Zu hören ist: Mnemosyne meint die Erinnerung, die Vergangenes in die Gegenwart überführt. Es ist, als erkundeten die Musiker mit “Mnemosyne” ein unausschöpfbares, kollektives kulturelles Gedächtnis, um etwas Neues, in die Zukunft Gerichtetes entstehen zu lassen. Schon “Officium”, die Verbindung jahrhundertealter geistlicher Gesänge mit den Saxophonimprovisationen Jan Garbareks, war mehr als eine Addition der Kräfte, öffnete Ohren, schärfte Sinne. “Mnemosyne” nimmt dieses gegenseitige Umkreisen, Durchdringen, Inspirieren, Distanzieren, Retardieren zwischen Instrumenten- und Menschenton wieder auf. Anders als die so erfolgreiche erste Zusammenarbeit vor gut vier Jahren zieht “Mnemosyne” einen weitgespannten Bogen durch Zeiten und Kontinente: vom antiken Griechenland über das europäische Mittelalter, Hildegard von Bingen, Dufay, Tallis und das orthodoxe Rußland bis hin zu indianischen Gesängen, einem Wiegenlied des estnischen Komponisten Veljo Tormis und Kompositionen von Jan Garbarek. Ausgewählte, gefundene, erfundene, auch fremde Musik, teils nur in Fragmenten oder Andeutungen erhalten, die von Garbarek und den Solostimmen des Hilliard Ensembles improvisierend neu belebt werden: “Wir skizzierten eine lose Form und verteilten das Material, dann improvisierten wir alle, und niemand wußte, was als nächstes passieren würde”, schreibt John Potter dazu im Beiheft der CD. Eine schweifende Polyphonie, die sich Melodien erlaubt, scharfe Dissonanzen nicht meidet, kommentiert, kontrastiert, kontrapunktiert vom dunklen Grund des Tenor-, den hellen Rufen des Sopransaxophons. Ein Spiel auch mit tradierten Formelementen, wie der Imitation von Motiven oder, nach dem gregorianischen Ruf- und Antwort-Prinzip, mit “Strophe and Counter-Strophe”.

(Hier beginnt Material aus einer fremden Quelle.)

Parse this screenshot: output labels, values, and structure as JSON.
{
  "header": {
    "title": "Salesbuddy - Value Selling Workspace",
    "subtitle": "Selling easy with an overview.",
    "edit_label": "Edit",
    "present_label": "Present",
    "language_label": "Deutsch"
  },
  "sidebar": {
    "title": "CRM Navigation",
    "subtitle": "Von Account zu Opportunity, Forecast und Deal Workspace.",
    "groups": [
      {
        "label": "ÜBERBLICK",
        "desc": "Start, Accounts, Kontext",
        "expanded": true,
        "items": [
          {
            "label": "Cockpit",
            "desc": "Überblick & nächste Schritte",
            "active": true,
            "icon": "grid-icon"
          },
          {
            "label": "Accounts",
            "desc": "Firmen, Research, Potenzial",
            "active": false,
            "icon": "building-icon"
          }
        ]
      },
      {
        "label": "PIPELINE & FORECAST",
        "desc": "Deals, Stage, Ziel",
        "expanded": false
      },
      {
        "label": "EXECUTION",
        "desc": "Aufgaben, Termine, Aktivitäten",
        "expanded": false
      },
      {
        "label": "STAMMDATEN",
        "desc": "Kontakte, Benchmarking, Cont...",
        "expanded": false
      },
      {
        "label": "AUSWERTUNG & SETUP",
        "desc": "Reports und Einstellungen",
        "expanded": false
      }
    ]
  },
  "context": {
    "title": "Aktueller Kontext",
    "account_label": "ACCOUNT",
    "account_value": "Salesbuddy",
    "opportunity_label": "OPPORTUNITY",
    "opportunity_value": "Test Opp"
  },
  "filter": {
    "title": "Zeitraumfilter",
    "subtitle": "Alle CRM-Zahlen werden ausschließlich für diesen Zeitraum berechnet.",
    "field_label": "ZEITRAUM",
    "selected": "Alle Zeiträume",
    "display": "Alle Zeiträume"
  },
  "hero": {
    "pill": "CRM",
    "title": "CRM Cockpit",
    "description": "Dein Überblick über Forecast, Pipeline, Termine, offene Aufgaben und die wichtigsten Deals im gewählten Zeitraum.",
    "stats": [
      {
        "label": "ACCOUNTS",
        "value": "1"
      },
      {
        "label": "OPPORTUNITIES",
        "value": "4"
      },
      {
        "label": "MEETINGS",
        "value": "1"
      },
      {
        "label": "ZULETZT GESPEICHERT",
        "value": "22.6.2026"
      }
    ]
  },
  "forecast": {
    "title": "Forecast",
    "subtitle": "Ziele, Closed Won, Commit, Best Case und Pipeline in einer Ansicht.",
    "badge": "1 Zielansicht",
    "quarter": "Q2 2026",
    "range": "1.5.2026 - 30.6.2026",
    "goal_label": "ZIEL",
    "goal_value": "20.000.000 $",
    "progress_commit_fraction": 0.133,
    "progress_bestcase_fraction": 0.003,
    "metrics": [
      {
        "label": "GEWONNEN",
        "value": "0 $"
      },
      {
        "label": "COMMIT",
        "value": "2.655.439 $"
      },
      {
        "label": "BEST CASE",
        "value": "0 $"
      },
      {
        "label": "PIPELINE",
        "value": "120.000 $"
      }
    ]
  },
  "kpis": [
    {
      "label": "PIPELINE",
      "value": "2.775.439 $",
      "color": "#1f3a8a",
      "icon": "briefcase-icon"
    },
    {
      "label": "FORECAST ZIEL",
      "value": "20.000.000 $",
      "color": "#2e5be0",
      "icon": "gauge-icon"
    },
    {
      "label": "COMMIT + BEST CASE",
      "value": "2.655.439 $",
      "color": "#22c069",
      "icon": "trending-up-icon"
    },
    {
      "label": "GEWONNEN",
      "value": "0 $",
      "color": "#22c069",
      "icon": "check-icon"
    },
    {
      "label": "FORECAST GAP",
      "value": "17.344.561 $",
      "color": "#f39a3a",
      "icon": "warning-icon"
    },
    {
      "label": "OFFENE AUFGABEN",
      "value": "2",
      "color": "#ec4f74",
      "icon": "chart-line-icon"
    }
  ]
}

Daß Jan Garbarek und das Hilliard Ensemble, aus scheinbar so verschiedenen Klangwelten kommend, sich zu “Officium” zusammenfanden, war von einer inneren Konsequenz bestimmt. Beide tauchen ein in Traditionen, denen sie mit der Ernsthaftigkeit Ihres Musizierens höchsten Respekt bezeugen und die sie in ihr musikalisches Konzept integrieren. Nach dem Erscheinen von “Officium” vertieften sich die Hilliard-Sänger mit Victoria und Palestrina weiter in die große Zeit der Polyphonie, widmeten andererseits ihr “Songbook” ausschließlich zeitgenössischen Komponisten. Jan Garbarek summierte in seinem jüngsten Doppelalbum “Rites” Erfahrungen aus vielen Kulturen, von seiner heimatlich-norwegischen bis hin zur indianischen – Rituale des Lebens und des Todes. Sowohl das bei “Officium”-Konzerten erprobte vielfältige Zusammenspiel als auch die eigenen Wege, die Jan Garbarek und das Hilliard Ensemble seither gegangen sind, münden in diese gemeinsame Arbeit, von der Garbarek sagt: “Ich glaube, es ist uns in unseren besten Momenten gelungen, etwas Neues zu schaffen, etwas, das bislang nicht zu hören war; es ist etwas entstanden, das es vorher nicht gab.”
“Mnemosyne” ist aber auch von der gestaltenden Hand des Produzenten wesentlich geprägt. Die notierte oder die aus Andeutungen und Eingebungen entwickelte Musik lebt von der phantasiereichen Spontaneität aller Beteiligten während der Aufnahmen am vertrauten Ort, dem österreichischen Kloster St. Gerold. Einmal festgehalten, hat Manfred Eicher die zweimal zehn Titel in kongenialer Dramaturgie so zusammengefügt, als folgten sie einem verborgenen roten Faden, einer imaginären Struktur aus Strophen und Gegenstrophen.